## anonymous one year ago 4√(80x^17w^8)

1. CoconutJJ

4 times sqrt of 4th root ?

2. anonymous

?

3. CoconutJJ

|dw:1439531008723:dw|

4. anonymous

oh the second one

5. CoconutJJ

i c.... Assuming you're suppose to simplify, do you remember the exponent laws that apply to radicals

6. anonymous

sorry not really

7. CoconutJJ

|dw:1439531324193:dw|

8. CoconutJJ

|dw:1439531372578:dw|

9. anonymous

so divide x^17 by 4? like 17/4?

10. CoconutJJ

yes...

11. anonymous

would i put it in a decimal form?

12. jtvatsim

Here's an alternative way to think through these types of questions.
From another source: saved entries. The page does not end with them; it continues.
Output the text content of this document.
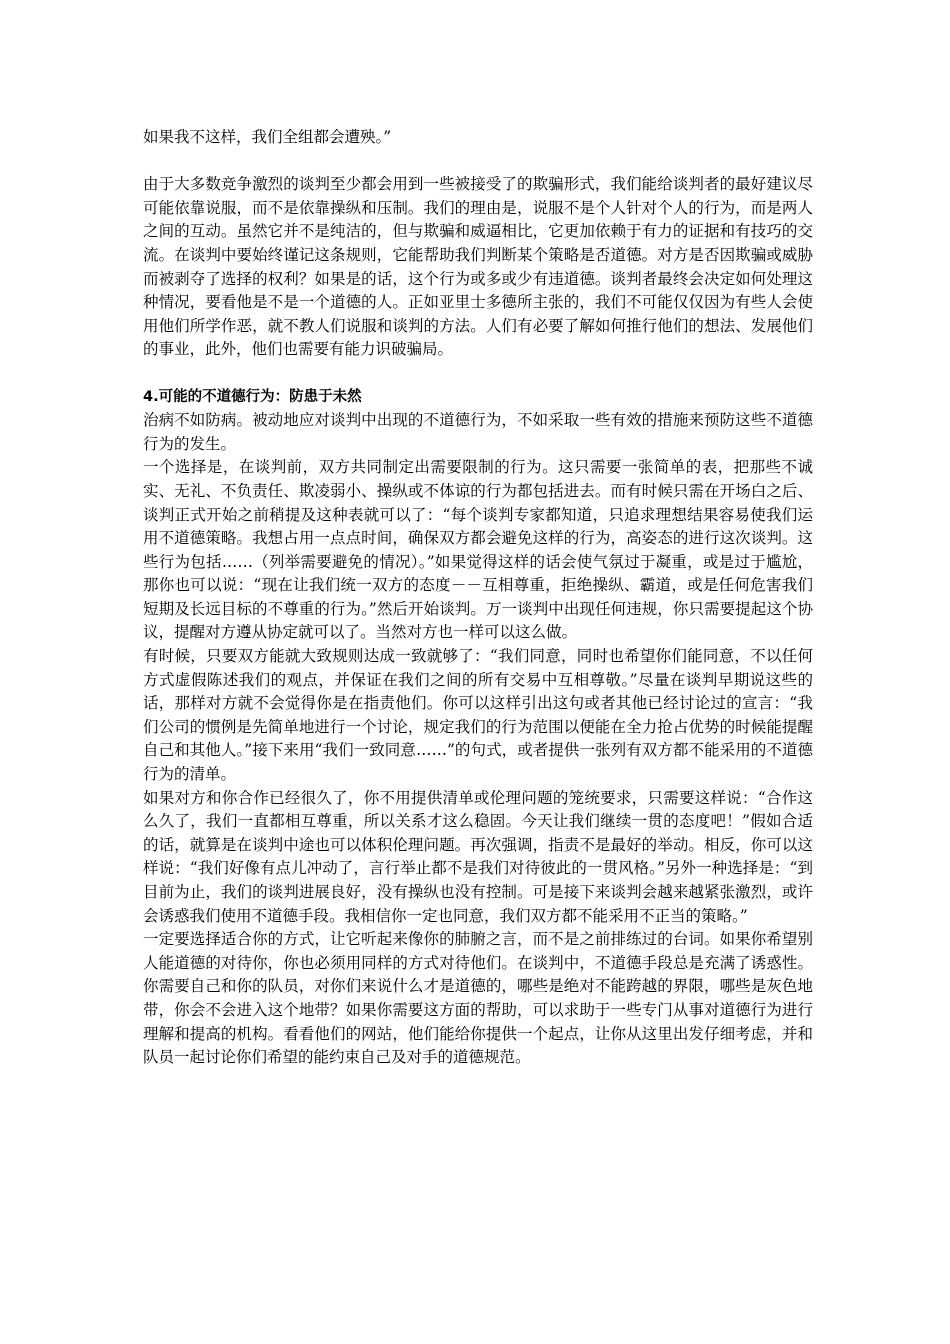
如果我不这样，我们全组都会遭殃。”

由于大多数竞争激烈的谈判至少都会用到一些被接受了的欺骗形式，我们能给谈判者的最好建议尽可能依靠说服，而不是依靠操纵和压制。我们的理由是，说服不是个人针对个人的行为，而是两人之间的互动。虽然它并不是纯洁的，但与欺骗和威逼相比，它更加依赖于有力的证据和有技巧的交流。在谈判中要始终谨记这条规则，它能帮助我们判断某个策略是否道德。对方是否因欺骗或威胁而被剥夺了选择的权利？如果是的话，这个行为或多或少有违道德。谈判者最终会决定如何处理这种情况，要看他是不是一个道德的人。正如亚里士多德所主张的，我们不可能仅仅因为有些人会使用他们所学作恶，就不教人们说服和谈判的方法。人们有必要了解如何推行他们的想法、发展他们的事业，此外，他们也需要有能力识破骗局。

4.可能的不道德行为：防患于未然

治病不如防病。被动地应对谈判中出现的不道德行为，不如采取一些有效的措施来预防这些不道德行为的发生。

一个选择是，在谈判前，双方共同制定出需要限制的行为。这只需要一张简单的表，把那些不诚实、无礼、不负责任、欺凌弱小、操纵或不体谅的行为都包括进去。而有时候只需在开场白之后、谈判正式开始之前稍提及这种表就可以了：“每个谈判专家都知道，只追求理想结果容易使我们运用不道德策略。我想占用一点点时间，确保双方都会避免这样的行为，高姿态的进行这次谈判。这些行为包括……（列举需要避免的情况）。”如果觉得这样的话会使气氛过于凝重，或是过于尴尬，那你也可以说：“现在让我们统一双方的态度－－互相尊重，拒绝操纵、霸道，或是任何危害我们短期及长远目标的不尊重的行为。”然后开始谈判。万一谈判中出现任何违规，你只需要提起这个协议，提醒对方遵从协定就可以了。当然对方也一样可以这么做。

有时候，只要双方能就大致规则达成一致就够了：“我们同意，同时也希望你们能同意，不以任何方式虚假陈述我们的观点，并保证在我们之间的所有交易中互相尊敬。”尽量在谈判早期说这些的话，那样对方就不会觉得你是在指责他们。你可以这样引出这句或者其他已经讨论过的宣言：“我们公司的惯例是先简单地进行一个讨论，规定我们的行为范围以便能在全力抢占优势的时候能提醒自己和其他人。”接下来用“我们一致同意……”的句式，或者提供一张列有双方都不能采用的不道德行为的清单。

如果对方和你合作已经很久了，你不用提供清单或伦理问题的笼统要求，只需要这样说：“合作这么久了，我们一直都相互尊重，所以关系才这么稳固。今天让我们继续一贯的态度吧！”假如合适的话，就算是在谈判中途也可以体积伦理问题。再次强调，指责不是最好的举动。相反，你可以这样说：“我们好像有点儿冲动了，言行举止都不是我们对待彼此的一贯风格。”另外一种选择是：“到目前为止，我们的谈判进展良好，没有操纵也没有控制。可是接下来谈判会越来越紧张激烈，或许会诱惑我们使用不道德手段。我相信你一定也同意，我们双方都不能采用不正当的策略。”

一定要选择适合你的方式，让它听起来像你的肺腑之言，而不是之前排练过的台词。如果你希望别人能道德的对待你，你也必须用同样的方式对待他们。在谈判中，不道德手段总是充满了诱惑性。你需要自己和你的队员，对你们来说什么才是道德的，哪些是绝对不能跨越的界限，哪些是灰色地带，你会不会进入这个地带？如果你需要这方面的帮助，可以求助于一些专门从事对道德行为进行理解和提高的机构。看看他们的网站，他们能给你提供一个起点，让你从这里出发仔细考虑，并和队员一起讨论你们希望的能约束自己及对手的道德规范。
First, think about the normal square roots. When you have square roots you need two factors inside in order to "escape" as in $\sqrt{x^2} = \sqrt{x \cdot x} = x$ but if we only have one factor we are "trapped" $\sqrt{2} = stuck$ Does that make sense so far?

13. anonymous

yes

14. anonymous

i got 2x^4w^4 4th√(5x^13 w^2) @jtvatsim

15. jtvatsim

k let me check what you did. :)

16. jtvatsim

You are close, just a few minor errors, but overall it seems like you have the idea. :)

17. anonymous

can you tell me which part i got wrong?

18. jtvatsim

Alright, so effectively we want to "bunch" our factors in groups of 4 whenever possible in order to escape the radical. We need groups of 4 because of the 4th root. $\sqrt[4]{80x^{17}w^8} = \sqrt[4]{5\cdot2^4 \cdot x^4 \cdot x^4 \cdot x^4 \cdot x^4 \cdot x \cdot w^4 \cdot w^4}$ $= 2\cdot x\cdot x \cdot x \cdot x \cdot w \cdot w\sqrt[4]{5x} = 2x^4w^2\sqrt[4]{5x}$

19. anonymous

ohhh that is much easier

20. jtvatsim

Does that help you "see" it more clearly? I found that explanation to make the most sense when I was learning. :)

21. anonymous

yes it helped a lot! thank you so much!

22. jtvatsim

You are welcome! This same trick works no matter what root you are dealing with! Bring on the 100th roots, just bunch into groups of 100 (maybe not... don't give your teachers any ideas...) Have a good one! :)